A coarse sack covered his sturdy loins;
  There were no child-toys for that barefoot boy;
But the singing birds by the cabin door
  And the playful kittens were all his joy.

I touched the latch of that cabin door;
  And I visioned the black man's blood and tears;
And up from the ground whereon I stood,
  I caught the whisper: "A hundred years!"

And I seemed to list to a bitter wail:
  "O spare in mercy my little child!"
While the cruel lash was dripping blood,
  And a mother writhed in her anguish wild!

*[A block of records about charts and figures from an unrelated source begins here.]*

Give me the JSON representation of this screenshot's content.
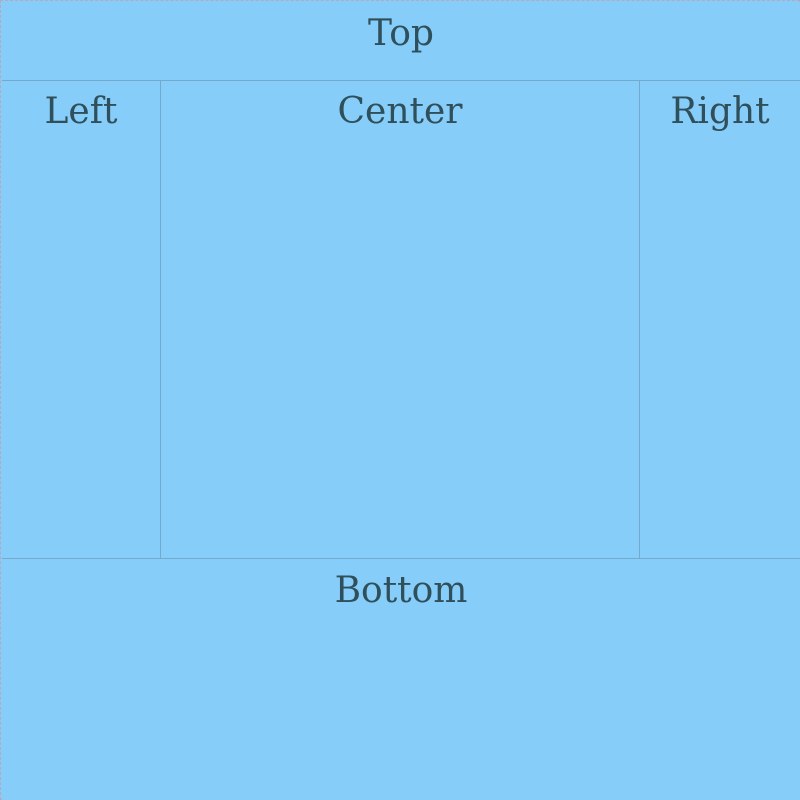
{
  "colors": {
    "region_fill": "#87cdf9",
    "region_border": "#73aacb",
    "label_text": "#2f4f5a",
    "outer_dash": "#b7a8c0"
  },
  "layout_regions": {
    "top": "Top",
    "left": "Left",
    "center": "Center",
    "right": "Right",
    "bottom": "Bottom"
  }
}
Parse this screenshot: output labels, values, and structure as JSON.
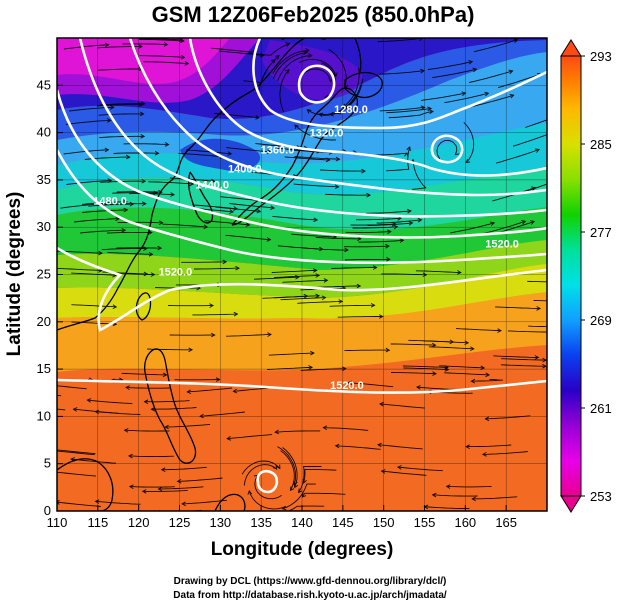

Then I saw that boy as a stalwart man,
  Though born as a slave of Afric birth;
Harsh truths he spoke of his native land,
  And mourned for the mother it crushed to earth.

I see him now as a fearless soul,
  Who strove for a race held under a ban;
In his upraised hand he grasped the pen,
  That struck the chains from his fellow-man!

1923

A Midnight Reverie

O sordid man, why wreck the earth,
That bloomed so innocent at birth?
God made it good;
Change not its mood!

Why with unhallowed gore impair
The fields that should with flowers be fair?
Spurn not the love
Sent from above!

Why with a murderer's dastard blade
Slay brothers that the Lord hath made?
Why thus defeat
What most is meet?

This land of ours was meant for joy;
Yet still men slaughter and destroy.
I fear to sing
The reckoning.

1920

We Saw Them March Away
Dedicated to the Soldiers Who Left for Camp one Friday

A crisp north breeze swept down the vale so fair,
  O'er gather'd clans that sunlit April day,
In rhythmic step to drum and bugle's blare.
  With buoyant heart we saw them march away!